At 8:20 AM, Blogger Cynnie said...

I dont watch those big brother type shows..
I do watch project runway..
but these people have real talent . well some of them do.

bleah...tv sucks

 
At 9:24 AM, Blogger Falloff Boy said...

"If I were a serial killer I'd focus on the fact that there has been seven series of Big Brother - that's more than enough people that nobody would ever miss to put on your list."
Hmmm, you may be on to something there.

"Hopefully it won't be too long before she's reduced to sucking off soap stars on some other "celebrity" shit-fest to keep her ugly, whiney, face on TV."
This may actually happen. Remember the ugly skinhead bint from one of the early Big Brothers?
Yep, you guessed it. Fucks on camera, for money.
Be warned, these are fugly

I'm actually surpised that no more of these desperate, fucked up, fame hungry fuckwits have stooped to porn.

Anyway, I'm off to B&Q for an axe, shovel, tarpaulin, hacksaw, hammer and a bag of quicklime. For research.
Hmmm, yes, that'll do, research.

 
At 3:27 AM, Blogger FOUR DINNERS said...

I don't watch it. The Mrs does. I didn't even know who she was when i saw her in the paper. She looks like Klingon with that wrinkly forehead.

 
At 10:14 AM, Blogger me said...

her and sweary pete have split. that'll sell a few thousand more copies of heat, hello etc. until they get back together just in time for him and his band releasing a single!
what? cynic? me?

 
At 12:41 PM, Anonymous Anonymous said...

She is an ex-prossie.

I say ex, cos I wouldnt pay 2p to shag that monster.

UGH.



'inspired by Shakespere'

 
At 4:26 PM, Blogger Davenelli said...

No idea who she is but if she appeared on Big Brother then she undoubtedly deserves to die.

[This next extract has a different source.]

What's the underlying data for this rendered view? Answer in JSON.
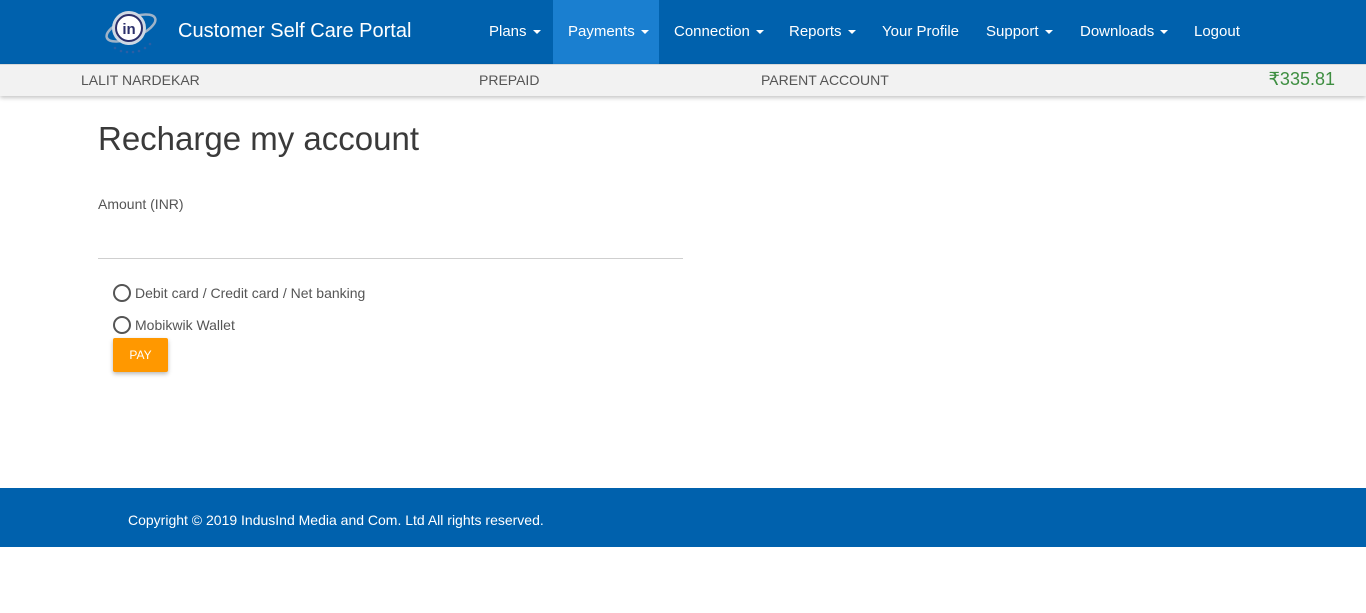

I'm off to B&Q to help Bawbag carry the tools

 
At 12:38 AM, Blogger Michelle said...

I tried to get on to Big Brother - twice. Hours in the audition lines, and I got past the first choice section on both occasions, but I couldn't get past the TV test.

I couldn't understand what the producers were looking for ... if they wanted to make social chaos, then wouldn't a transsexual slave with a high IQ and black sense of humour have been fun to watch?

Anyway, looking at the people they did pick for BB5, I'd have been bored to tears. I'd have received better intellectual conversation from the house kettle.

The producers probably unwittingly saved my life.

 
At 5:44 AM, Blogger The Dog of Freetown said...

I'd like to kick her in the nuts, again and again and again.